En sens contraire, l'Apôtre écrit (2 Corinthiens 12.2) « je connais un homme dans le Christ qui a été ravi jusqu'au troisième ciel », et la Glose explique : « Ravi, c'est-à-dire élevé contrairement à la nature. »
Réponse
Le ravissement, on vient de le dire, implique une certaine violence. Or Aristote nomme « violent, ce dont le principe est extérieur, à condition que ce qui souffre violence n'y apporte aucun concours ». Mais tout être apporte son concours à ce qui est dans le sens de son inclination propre, que cette inclination soit volontaire ou naturelle. Celui qui est ravi par une puissance extérieure doit donc être ravi autrement que dans le sens de son inclination. Cela est possible de deux manières. 1° Par rapport au but de l'inclination ; par exemple si la pierre qui a pour inclination naturelle de tomber en bas est projetée en haut. 2° Par rapport au mode d'attrait, par exemple si la pierre est projetée en bas avec un mouvement plus rapide que celui qui lui est naturel.

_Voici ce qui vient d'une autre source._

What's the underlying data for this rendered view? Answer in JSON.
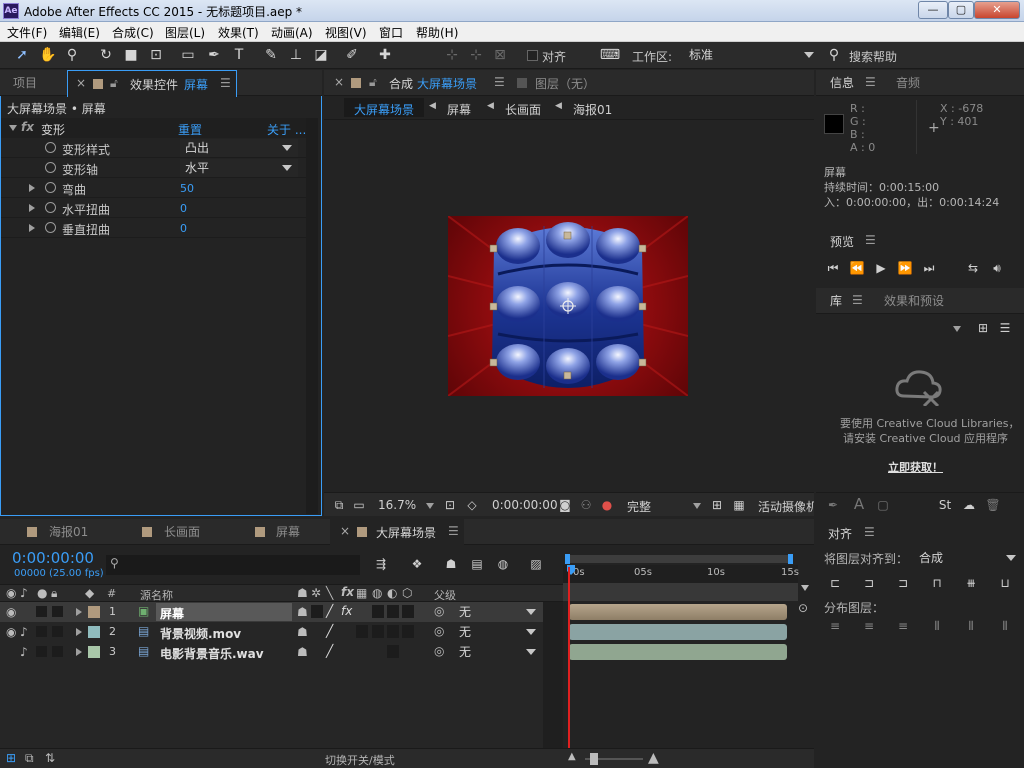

L'âme humaine peut être ravie de ces deux manières vers ce qui est en dehors de sa nature. 1° Quant au terme du ravissement : par exemple lorsqu'elle est entraînée à subir des peines, selon cette parole du Psaume (Psaumes 50.22) « de peur qu'il entraîne sans que personne délivre ». 2° Quant au mode connaturel à l'homme, qui est de comprendre la vérité par les réalités sensibles ; c'est ainsi que, lorsque l'âme est abstraite des réalités sensibles, elle est dite ravie, même si elle est élevée à des réalités auxquelles elle est naturellement ordonnée ; mais il faut que ce soit en dehors de sa propre intention. C'est ainsi que, le sommeil étant naturel, on ne peut pas l'appeler un ravissement.
Or cette abstraction, quel que soit son but, peut avoir trois causes 1° une cause physique, tel est le cas des aliénés ; 2° la puissance des démons : c'est le cas des possédés ; 3° la puissance divine. C'est ici le véritable ravissement : être élevé par l’Esprit divin vers les réalités surnaturelles avec abstraction des sens. « L'esprit s'éleva entre ciel et la terre, lit-on dans Ézéchiel (Ézéchiel 8.3), et m'amena, Jérusalem, dans des visions divines. »
Cependant, on dit aussi que quelqu'un est ravi, non seulement quand il est abstrait de ses sens, niai, encore quand il est distrait des choses auxquelles il s'appliquait, tel celui dont l'esprit en dehors de son sujet ; mais c'est là un moins propre du terme.
Solutions
1. Il est naturel à l'homme de tendre vers les réalités divines, mais au moyen des choses Ensables, d'après S. Paul (Romains 1.20) : « Les perfections invisibles de Dieu sont rendues visibles à l'intelligence par les œuvres de la création. » Mais il ne lui est pas naturel d'être élevé aux réalités divines avec abstraction des sens.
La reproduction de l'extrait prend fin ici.